PITTSFIELD — Earlier this week, David Ortiz, the longtime designated hitter for the Boston Red Sox, played his last game in a 5-4 loss to the Cleveland Indians in game three of the American League Divisional Series.
Ortiz has had a legendary career and has won numerous awards, which he rightly deserved.
But, come on. He's not the greatest player in Red Sox history.
The quibble is not with his service as a DH. That is now a legitimate position in Major League Baseball. Relief pitchers only pitch an inning a game and they usually only appear in about three-fifths of the games during a season, and those are the good pitchers.
No, Ortiz was great. But Ted Williams, Carl Yastrzemski, Jim Rice and possibly Tris Speaker were just better.
Williams stands so far above Big Papi that comparisons are silly. Two MVPs, six batting titles, two (!) triple crowns. And, ah, that 1941 season when he hit .406 with an on-base percentage of .533.
For Yaz, the perception is that 1967 was his only standout year, and that triple crown year was pretty special. But he won the batting title in 1963 and 1968, as well, and he was one of the best defensive outfielders of his era.
I'm not going to go into Rice and Speaker, because you can look up those stats if you wish. And I understand completely why many people believe David Ortiz is the best Sox player of all time.
In 2004, the Boston Red Sox trailed the New York Yankees 3-0 in the American League Championship Series. A Globe columnist had already written them off. We all know the rest of the story: Boston won the next four games to eliminate New York, and then swept St.

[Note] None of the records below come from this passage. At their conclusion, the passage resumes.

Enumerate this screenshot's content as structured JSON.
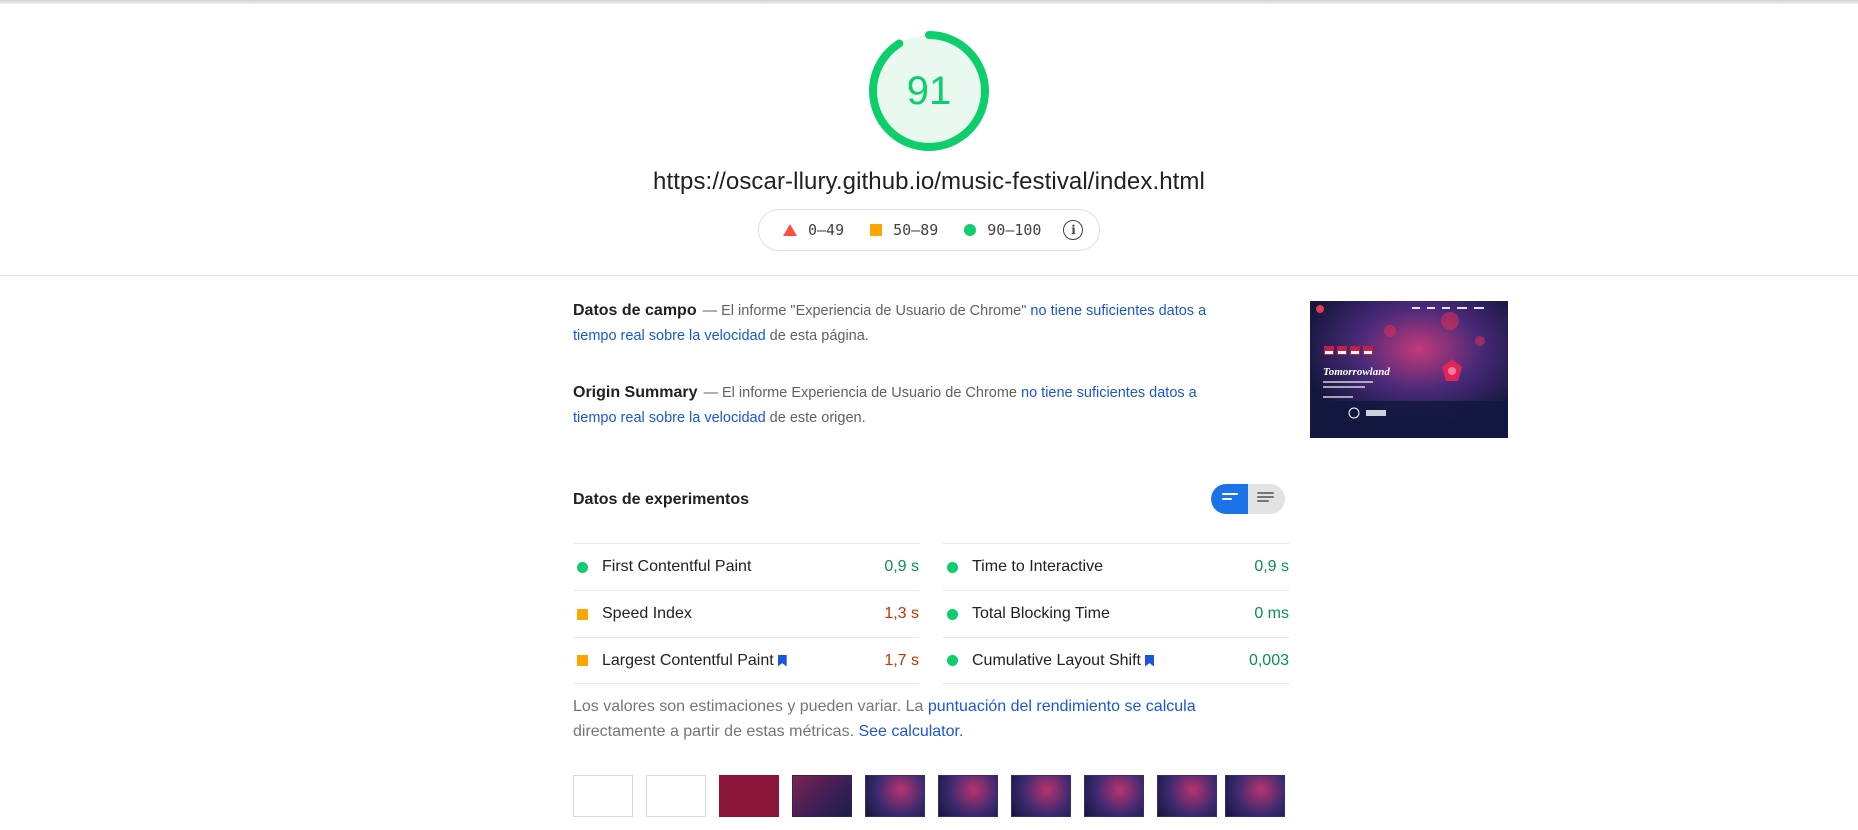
{
  "score": {
    "value": "91",
    "fraction": 0.91,
    "color": "#0cce6b"
  },
  "url": "https://oscar-llury.github.io/music-festival/index.html",
  "legend": {
    "fail": "0–49",
    "average": "50–89",
    "pass": "90–100"
  },
  "field": {
    "title": "Datos de campo",
    "text_before": "— El informe \"Experiencia de Usuario de Chrome\" ",
    "link": "no tiene suficientes datos a tiempo real sobre la velocidad",
    "text_after": " de esta página."
  },
  "origin": {
    "title": "Origin Summary",
    "text_before": "— El informe Experiencia de Usuario de Chrome ",
    "link": "no tiene suficientes datos a tiempo real sobre la velocidad",
    "text_after": " de este origen."
  },
  "screenshot": {
    "brand": "Tomorrowland",
    "nav": [
      "Inicio",
      "Festival",
      "Artistas",
      "Entradas",
      "Contacto"
    ]
  },
  "lab": {
    "title": "Datos de experimentos",
    "metrics_left": [
      {
        "name": "First Contentful Paint",
        "value": "0,9 s",
        "status": "pass",
        "bookmark": false
      },
      {
        "name": "Speed Index",
        "value": "1,3 s",
        "status": "average",
        "bookmark": false
      },
      {
        "name": "Largest Contentful Paint",
        "value": "1,7 s",
        "status": "average",
        "bookmark": true
      }
    ],
    "metrics_right": [
      {
        "name": "Time to Interactive",
        "value": "0,9 s",
        "status": "pass",
        "bookmark": false
      },
      {
        "name": "Total Blocking Time",
        "value": "0 ms",
        "status": "pass",
        "bookmark": false
      },
      {
        "name": "Cumulative Layout Shift",
        "value": "0,003",
        "status": "pass",
        "bookmark": true
      }
    ]
  },
  "note": {
    "text1": "Los valores son estimaciones y pueden variar. La ",
    "link1": "puntuación del rendimiento se calcula",
    "text2": " directamente a partir de estas métricas. ",
    "link2": "See calculator."
  },
  "colors": {
    "pass": "#0cce6b",
    "average": "#ffa400",
    "fail": "#ff4e42",
    "link": "#1a56db"
  }
}
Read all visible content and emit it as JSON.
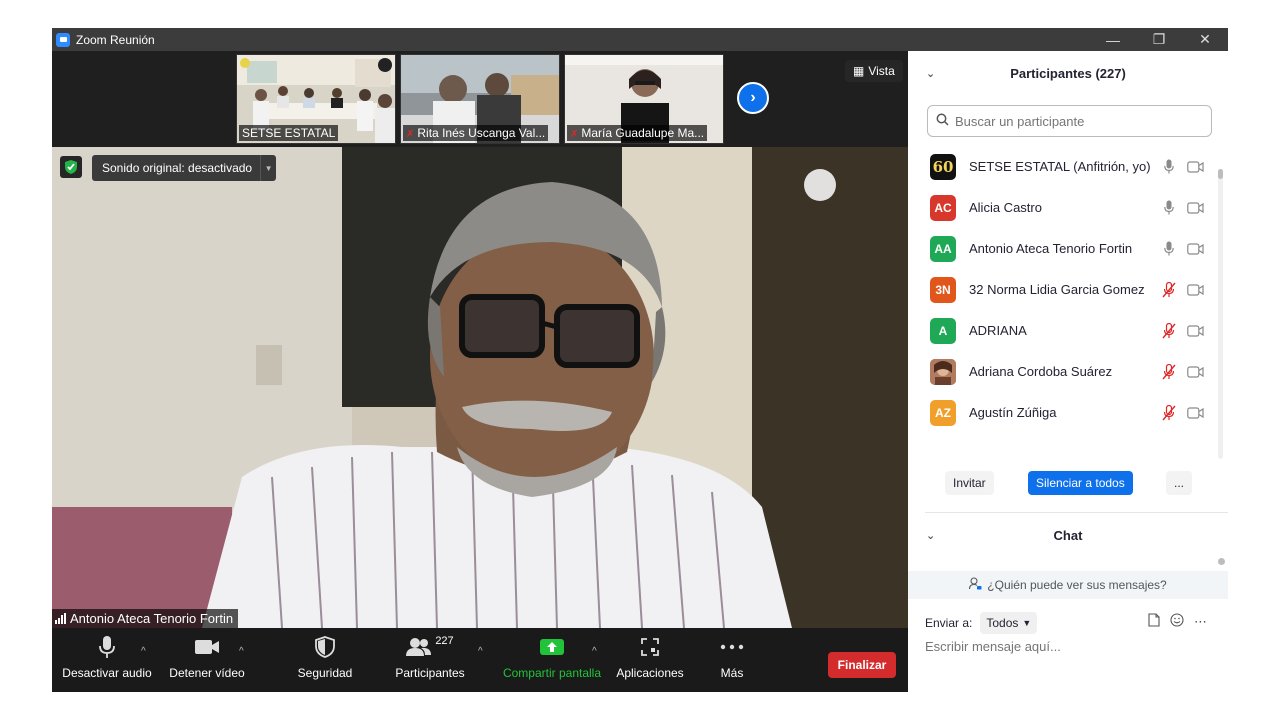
{
  "window": {
    "title": "Zoom Reunión",
    "minimize_icon": "minimize-icon",
    "restore_icon": "restore-icon",
    "close_icon": "close-icon"
  },
  "thumbnails": [
    {
      "name": "SETSE ESTATAL",
      "muted": false
    },
    {
      "name": "Rita Inés Uscanga Val...",
      "muted": true
    },
    {
      "name": "María Guadalupe Ma...",
      "muted": true
    }
  ],
  "view_button": {
    "label": "Vista"
  },
  "main_video": {
    "speaker_name": "Antonio Ateca Tenorio Fortin",
    "original_sound": "Sonido original: desactivado"
  },
  "toolbar": {
    "mute_label": "Desactivar audio",
    "video_label": "Detener vídeo",
    "security_label": "Seguridad",
    "participants_label": "Participantes",
    "participants_count": "227",
    "share_label": "Compartir pantalla",
    "apps_label": "Aplicaciones",
    "more_label": "Más",
    "end_label": "Finalizar"
  },
  "participants_panel": {
    "title": "Participantes (227)",
    "search_placeholder": "Buscar un participante",
    "items": [
      {
        "name": "SETSE ESTATAL (Anfitrión, yo)",
        "initials": "60",
        "color": "#111111",
        "muted": false
      },
      {
        "name": "Alicia Castro",
        "initials": "AC",
        "color": "#d8372b",
        "muted": false
      },
      {
        "name": "Antonio Ateca Tenorio Fortin",
        "initials": "AA",
        "color": "#1fa855",
        "muted": false
      },
      {
        "name": "32 Norma Lidia Garcia Gomez",
        "initials": "3N",
        "color": "#e0561b",
        "muted": true
      },
      {
        "name": "ADRIANA",
        "initials": "A",
        "color": "#1fa855",
        "muted": true
      },
      {
        "name": "Adriana Cordoba Suárez",
        "initials": "",
        "color": "#8a5a44",
        "muted": true
      },
      {
        "name": "Agustín Zúñiga",
        "initials": "AZ",
        "color": "#f0a02a",
        "muted": true
      }
    ],
    "invite_label": "Invitar",
    "mute_all_label": "Silenciar a todos",
    "more_label": "..."
  },
  "chat_panel": {
    "title": "Chat",
    "who_can_see": "¿Quién puede ver sus mensajes?",
    "send_to_label": "Enviar a:",
    "recipient": "Todos",
    "input_placeholder": "Escribir mensaje aquí..."
  },
  "colors": {
    "accent": "#0e71eb",
    "danger": "#d42c2c",
    "share_green": "#21c33a"
  }
}
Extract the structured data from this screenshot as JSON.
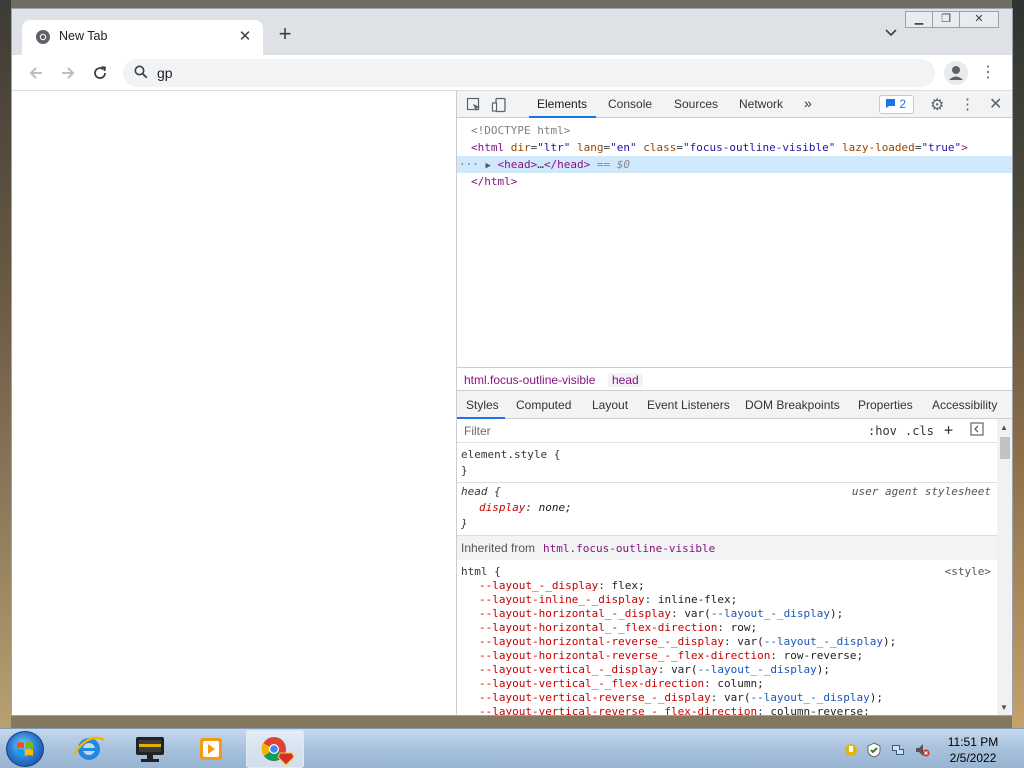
{
  "browser": {
    "tab": {
      "title": "New Tab"
    },
    "omnibox": {
      "value": "gp"
    }
  },
  "devtools": {
    "tabs": [
      "Elements",
      "Console",
      "Sources",
      "Network"
    ],
    "more_tabs": "»",
    "issues_count": "2",
    "dom": {
      "doctype": "<!DOCTYPE html>",
      "html_open": {
        "tag_open": "<html",
        "attrs": [
          {
            "name": "dir",
            "value": "\"ltr\""
          },
          {
            "name": "lang",
            "value": "\"en\""
          },
          {
            "name": "class",
            "value": "\"focus-outline-visible\""
          },
          {
            "name": "lazy-loaded",
            "value": "\"true\""
          }
        ],
        "tag_close": ">"
      },
      "head_line": {
        "dots": "···",
        "open": "<head>",
        "ellipsis": "…",
        "close": "</head>",
        "eq": "== $0"
      },
      "html_close": "</html>"
    },
    "breadcrumbs": [
      "html.focus-outline-visible",
      "head"
    ],
    "styles_tabs": [
      "Styles",
      "Computed",
      "Layout",
      "Event Listeners",
      "DOM Breakpoints",
      "Properties",
      "Accessibility"
    ],
    "filter_placeholder": "Filter",
    "filter_buttons": {
      "hov": ":hov",
      "cls": ".cls",
      "add": "+"
    },
    "element_style": {
      "selector": "element.style {",
      "close": "}"
    },
    "head_rule": {
      "selector": "head {",
      "source": "user agent stylesheet",
      "prop": "display",
      "value": "none;",
      "close": "}"
    },
    "inherited": {
      "label": "Inherited from",
      "selector": "html.focus-outline-visible"
    },
    "html_rule": {
      "selector": "html {",
      "source": "<style>",
      "props": [
        {
          "name": "--layout_-_display",
          "value": "flex;"
        },
        {
          "name": "--layout-inline_-_display",
          "value": "inline-flex;"
        },
        {
          "name": "--layout-horizontal_-_display",
          "value_pre": "var(",
          "var": "--layout_-_display",
          "value_post": ");"
        },
        {
          "name": "--layout-horizontal_-_flex-direction",
          "value": "row;"
        },
        {
          "name": "--layout-horizontal-reverse_-_display",
          "value_pre": "var(",
          "var": "--layout_-_display",
          "value_post": ");"
        },
        {
          "name": "--layout-horizontal-reverse_-_flex-direction",
          "value": "row-reverse;"
        },
        {
          "name": "--layout-vertical_-_display",
          "value_pre": "var(",
          "var": "--layout_-_display",
          "value_post": ");"
        },
        {
          "name": "--layout-vertical_-_flex-direction",
          "value": "column;"
        },
        {
          "name": "--layout-vertical-reverse_-_display",
          "value_pre": "var(",
          "var": "--layout_-_display",
          "value_post": ");"
        },
        {
          "name": "--layout-vertical-reverse_-_flex-direction",
          "value": "column-reverse;"
        }
      ]
    }
  },
  "taskbar": {
    "clock": {
      "time": "11:51 PM",
      "date": "2/5/2022"
    }
  },
  "colors": {
    "accent": "#1a73e8",
    "selected_row": "#cfe8fc",
    "taskbar": "#a8c2dd"
  }
}
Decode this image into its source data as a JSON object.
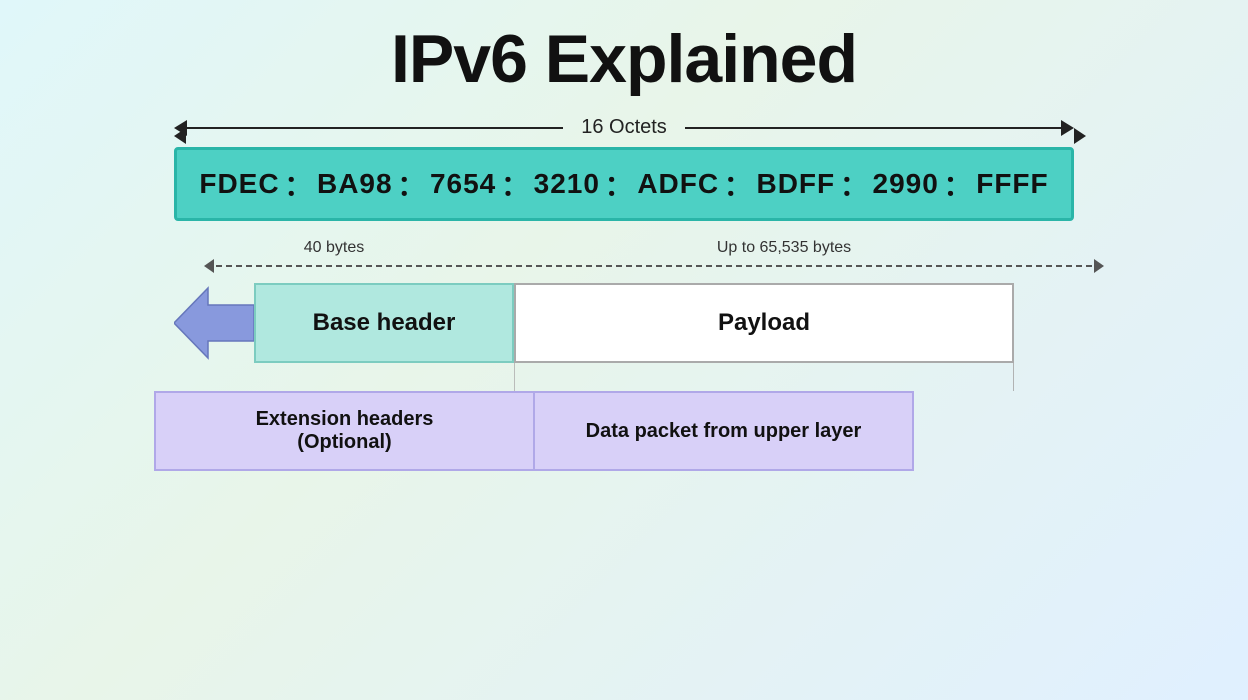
{
  "title": "IPv6 Explained",
  "octets_label": "16 Octets",
  "ipv6_segments": [
    "FDEC",
    "BA98",
    "7654",
    "3210",
    "ADFC",
    "BDFF",
    "2990",
    "FFFF"
  ],
  "dim_left_label": "40 bytes",
  "dim_right_label": "Up to 65,535 bytes",
  "base_header_label": "Base header",
  "payload_label": "Payload",
  "extension_label": "Extension headers\n(Optional)",
  "data_label": "Data packet from upper layer"
}
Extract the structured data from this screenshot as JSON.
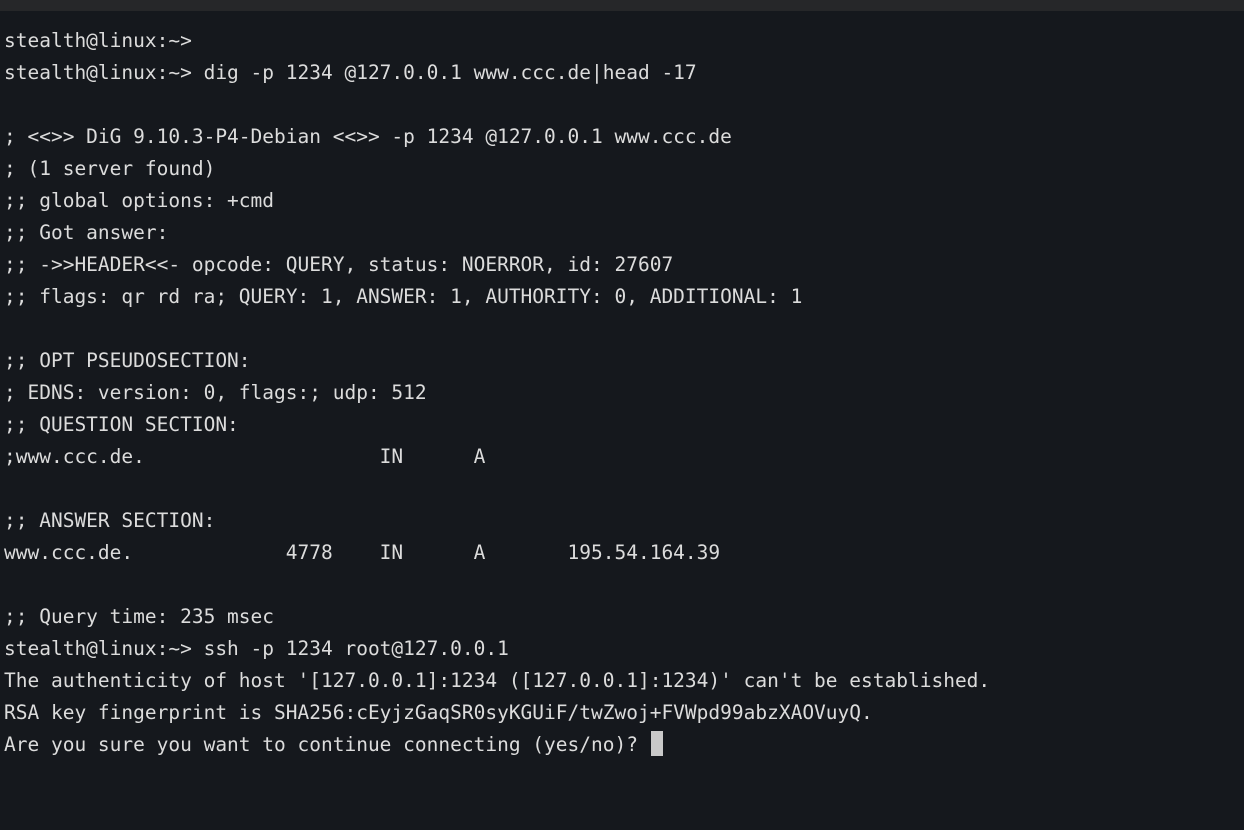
{
  "window": {
    "title_bar_color": "#262729",
    "background_color": "#15181d",
    "foreground_color": "#dcdcdc",
    "cursor_color": "#c9c9c9"
  },
  "terminal": {
    "prompt": "stealth@linux:~>",
    "lines": [
      "stealth@linux:~>",
      "stealth@linux:~> dig -p 1234 @127.0.0.1 www.ccc.de|head -17",
      "",
      "; <<>> DiG 9.10.3-P4-Debian <<>> -p 1234 @127.0.0.1 www.ccc.de",
      "; (1 server found)",
      ";; global options: +cmd",
      ";; Got answer:",
      ";; ->>HEADER<<- opcode: QUERY, status: NOERROR, id: 27607",
      ";; flags: qr rd ra; QUERY: 1, ANSWER: 1, AUTHORITY: 0, ADDITIONAL: 1",
      "",
      ";; OPT PSEUDOSECTION:",
      "; EDNS: version: 0, flags:; udp: 512",
      ";; QUESTION SECTION:",
      ";www.ccc.de.                    IN      A",
      "",
      ";; ANSWER SECTION:",
      "www.ccc.de.             4778    IN      A       195.54.164.39",
      "",
      ";; Query time: 235 msec",
      "stealth@linux:~> ssh -p 1234 root@127.0.0.1",
      "The authenticity of host '[127.0.0.1]:1234 ([127.0.0.1]:1234)' can't be established.",
      "RSA key fingerprint is SHA256:cEyjzGaqSR0syKGUiF/twZwoj+FVWpd99abzXAOVuyQ.",
      "Are you sure you want to continue connecting (yes/no)? "
    ],
    "cursor_line_index": 22,
    "commands": {
      "dig_command": "dig -p 1234 @127.0.0.1 www.ccc.de|head -17",
      "ssh_command": "ssh -p 1234 root@127.0.0.1"
    },
    "dig_result": {
      "version": "DiG 9.10.3-P4-Debian",
      "server": "@127.0.0.1",
      "port": "1234",
      "query_name": "www.ccc.de",
      "opcode": "QUERY",
      "status": "NOERROR",
      "id": "27607",
      "flags": "qr rd ra",
      "counts": {
        "query": "1",
        "answer": "1",
        "authority": "0",
        "additional": "1"
      },
      "edns_version": "0",
      "udp_size": "512",
      "question": {
        "name": ";www.ccc.de.",
        "class": "IN",
        "type": "A"
      },
      "answer": {
        "name": "www.ccc.de.",
        "ttl": "4778",
        "class": "IN",
        "type": "A",
        "address": "195.54.164.39"
      },
      "query_time": "235 msec"
    },
    "ssh_result": {
      "host": "[127.0.0.1]:1234",
      "fingerprint": "SHA256:cEyjzGaqSR0syKGUiF/twZwoj+FVWpd99abzXAOVuyQ.",
      "confirm_question": "Are you sure you want to continue connecting (yes/no)?"
    }
  }
}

Louis in the World Series, winning its first title in 86 years.
Ortiz was MVP of that ALCS. There is no doubt in my mind and in the mind of, I assume, every Red Sox fan still alive, that that ALCS series was the most important playoff series in Boston Red Sox history. It reversed a litany of losing and frustration.
But Williams and Yaz and Rice were victims of a Red Sox management team, led by owner Thomas Yawkey, that was racist and cheap. Not when it cam to paying players on the big club. But especially when it came to cultivating a farm system to groom younger players.
And no, there was never a "curse." There was, however, a management team that passed on both Jackie Robinson and Willie Mays because they "weren't our kind of ballplayers." That, and the truncated playoff system throughout Williams' career and in part of Yastrzemski's, reduced their chances in the spotlight.
The expanded playoff system in modern major league baseball gave Ortiz more opportunities to shine. And he did. If there is one thing we can credit to David Ortiz, it's that along with Pedro Martinez, Manny Ramirez, Curt Schilling and Terry Francona, he changed the dialogue for the team and its fans.
It's difficult for thirtysomethings and those younger to understand the feeling of frustration for Sox fans. In particularly in the 70s and 80s, watching the Yankees sign a parade of free agents to make them better. A realization that the game plan most years was to hope the team was in striking position in September, and then get hot enough to win in the playoffs.
Not surprisingly, that never happened.
Ortiz and his teammates successfully changed that formula. And to be sure, he is the lone thread running through that run of three World Series championships. Only Boston's Harry Hooper and Larry Gardner (1912, 1914, 1915 and 1918) have won more rings as Red Sox.
So, Sox Nation says, "thank you, Papi," and good luck in your retirement.